If there’s any silver lining, it may be that he can do it all a little bit more quickly this time, having already gained some first-hand experience.
“The other small blessing is that the hospital’s auditors are happy to hear this because they don’t have to worry about putting a reserve in case we get audited,” Johnson adds.
“Our financial statements include the fact that we received our meaningful use incentive payment last December, so from our CPA’s point of view they would at least put it in their management notes or put it as a reserve that there’s a possibility we could be audited,” he says. “But if we’re already going through the audit they won’t have have that finding on us on any of our financial statements.”
Beyond that, an audit just makes for a lot of unwanted stress. It’s “keeping me up at night,” said Johnson.
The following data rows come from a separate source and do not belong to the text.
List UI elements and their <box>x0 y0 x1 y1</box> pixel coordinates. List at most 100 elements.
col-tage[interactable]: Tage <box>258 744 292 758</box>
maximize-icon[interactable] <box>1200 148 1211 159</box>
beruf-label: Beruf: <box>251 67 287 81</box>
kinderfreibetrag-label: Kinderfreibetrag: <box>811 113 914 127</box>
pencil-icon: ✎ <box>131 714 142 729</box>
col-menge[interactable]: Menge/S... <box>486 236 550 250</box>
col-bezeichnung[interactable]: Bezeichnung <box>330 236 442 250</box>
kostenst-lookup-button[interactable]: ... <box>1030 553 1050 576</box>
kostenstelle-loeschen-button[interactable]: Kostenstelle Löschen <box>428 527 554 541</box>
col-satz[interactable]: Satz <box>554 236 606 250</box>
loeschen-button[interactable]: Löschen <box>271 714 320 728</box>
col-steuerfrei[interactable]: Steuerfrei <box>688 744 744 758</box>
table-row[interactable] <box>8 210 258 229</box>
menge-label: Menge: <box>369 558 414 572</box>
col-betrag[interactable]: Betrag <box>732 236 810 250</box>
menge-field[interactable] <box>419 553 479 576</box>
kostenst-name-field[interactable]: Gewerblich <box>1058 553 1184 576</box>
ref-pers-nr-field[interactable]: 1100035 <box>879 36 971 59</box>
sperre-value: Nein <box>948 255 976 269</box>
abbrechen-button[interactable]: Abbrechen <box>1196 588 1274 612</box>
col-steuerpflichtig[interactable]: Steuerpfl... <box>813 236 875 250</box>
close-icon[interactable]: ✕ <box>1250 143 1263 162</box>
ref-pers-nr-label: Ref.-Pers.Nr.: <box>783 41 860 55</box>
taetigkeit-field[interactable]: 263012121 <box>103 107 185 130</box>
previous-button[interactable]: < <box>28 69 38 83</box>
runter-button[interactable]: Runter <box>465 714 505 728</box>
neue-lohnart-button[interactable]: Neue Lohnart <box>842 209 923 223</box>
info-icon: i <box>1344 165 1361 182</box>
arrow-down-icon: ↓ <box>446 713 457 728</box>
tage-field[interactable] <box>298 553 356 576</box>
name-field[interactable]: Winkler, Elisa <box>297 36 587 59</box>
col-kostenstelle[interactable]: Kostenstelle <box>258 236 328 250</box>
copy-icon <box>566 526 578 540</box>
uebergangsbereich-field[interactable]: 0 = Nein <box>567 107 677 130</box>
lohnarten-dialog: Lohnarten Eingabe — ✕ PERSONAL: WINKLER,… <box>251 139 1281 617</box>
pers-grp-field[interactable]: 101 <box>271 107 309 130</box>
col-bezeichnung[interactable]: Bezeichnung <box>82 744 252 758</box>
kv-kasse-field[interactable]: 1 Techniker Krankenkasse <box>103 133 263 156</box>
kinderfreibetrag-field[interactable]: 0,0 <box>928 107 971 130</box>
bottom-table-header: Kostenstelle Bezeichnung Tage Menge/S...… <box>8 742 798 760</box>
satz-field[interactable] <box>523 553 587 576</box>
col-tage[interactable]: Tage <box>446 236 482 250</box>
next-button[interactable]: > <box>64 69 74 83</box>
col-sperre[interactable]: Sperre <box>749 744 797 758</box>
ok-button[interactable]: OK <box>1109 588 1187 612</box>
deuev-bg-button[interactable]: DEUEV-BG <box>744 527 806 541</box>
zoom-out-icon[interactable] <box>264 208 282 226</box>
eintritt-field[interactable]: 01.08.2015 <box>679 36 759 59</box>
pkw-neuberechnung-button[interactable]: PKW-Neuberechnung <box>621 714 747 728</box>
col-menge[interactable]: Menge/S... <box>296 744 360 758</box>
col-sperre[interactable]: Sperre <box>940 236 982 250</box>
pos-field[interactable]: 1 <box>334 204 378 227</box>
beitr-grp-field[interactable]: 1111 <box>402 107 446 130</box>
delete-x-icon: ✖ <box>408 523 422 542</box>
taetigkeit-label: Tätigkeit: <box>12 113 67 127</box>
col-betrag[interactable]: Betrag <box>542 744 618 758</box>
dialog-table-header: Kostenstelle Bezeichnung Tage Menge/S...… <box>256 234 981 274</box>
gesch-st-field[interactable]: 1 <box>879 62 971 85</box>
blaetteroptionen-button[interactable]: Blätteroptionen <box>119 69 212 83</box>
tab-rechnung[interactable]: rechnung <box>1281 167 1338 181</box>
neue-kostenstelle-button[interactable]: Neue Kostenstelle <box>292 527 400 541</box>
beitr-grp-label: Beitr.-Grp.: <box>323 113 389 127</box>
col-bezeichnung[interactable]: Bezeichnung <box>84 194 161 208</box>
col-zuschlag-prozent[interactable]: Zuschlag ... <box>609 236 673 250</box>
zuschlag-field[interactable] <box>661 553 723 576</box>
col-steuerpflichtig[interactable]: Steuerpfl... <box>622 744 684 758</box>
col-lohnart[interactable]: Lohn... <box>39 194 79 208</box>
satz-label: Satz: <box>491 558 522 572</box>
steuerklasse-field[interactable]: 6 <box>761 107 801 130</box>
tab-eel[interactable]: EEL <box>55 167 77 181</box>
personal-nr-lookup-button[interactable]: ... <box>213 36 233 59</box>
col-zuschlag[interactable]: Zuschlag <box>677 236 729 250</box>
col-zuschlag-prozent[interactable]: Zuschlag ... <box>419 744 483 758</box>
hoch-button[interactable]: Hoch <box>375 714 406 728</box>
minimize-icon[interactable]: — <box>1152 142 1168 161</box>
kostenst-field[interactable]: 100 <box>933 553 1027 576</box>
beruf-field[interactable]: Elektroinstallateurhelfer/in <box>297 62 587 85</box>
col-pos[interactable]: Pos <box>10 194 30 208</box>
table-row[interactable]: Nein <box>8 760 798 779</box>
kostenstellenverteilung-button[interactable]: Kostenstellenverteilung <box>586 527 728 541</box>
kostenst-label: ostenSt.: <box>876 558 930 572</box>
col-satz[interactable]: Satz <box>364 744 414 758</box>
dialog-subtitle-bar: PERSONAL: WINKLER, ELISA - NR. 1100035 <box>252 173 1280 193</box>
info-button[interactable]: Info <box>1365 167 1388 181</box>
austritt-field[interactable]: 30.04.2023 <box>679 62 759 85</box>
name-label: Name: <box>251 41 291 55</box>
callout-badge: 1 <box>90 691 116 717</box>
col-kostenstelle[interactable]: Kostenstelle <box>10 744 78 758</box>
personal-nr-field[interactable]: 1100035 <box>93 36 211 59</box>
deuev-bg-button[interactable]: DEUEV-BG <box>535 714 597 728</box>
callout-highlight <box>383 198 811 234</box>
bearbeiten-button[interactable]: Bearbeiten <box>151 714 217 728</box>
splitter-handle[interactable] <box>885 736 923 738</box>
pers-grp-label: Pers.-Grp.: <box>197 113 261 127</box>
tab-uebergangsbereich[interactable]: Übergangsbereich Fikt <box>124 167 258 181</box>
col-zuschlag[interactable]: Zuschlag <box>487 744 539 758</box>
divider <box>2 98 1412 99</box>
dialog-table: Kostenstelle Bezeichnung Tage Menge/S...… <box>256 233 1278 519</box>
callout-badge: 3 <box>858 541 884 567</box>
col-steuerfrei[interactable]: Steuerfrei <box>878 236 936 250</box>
“I really would like to understand better how random the selection process is, because it really doesn’t feel like it’s random at all – it feels like there’s something that must have been triggered,” he says.
“It just seems like an awful lot of make-work,” says Johnson. “I’ll be doing a cost-benefit analysis by the time I get to the fourth year and the (incentive) payment is so small. Especially if I get drawn a third time.”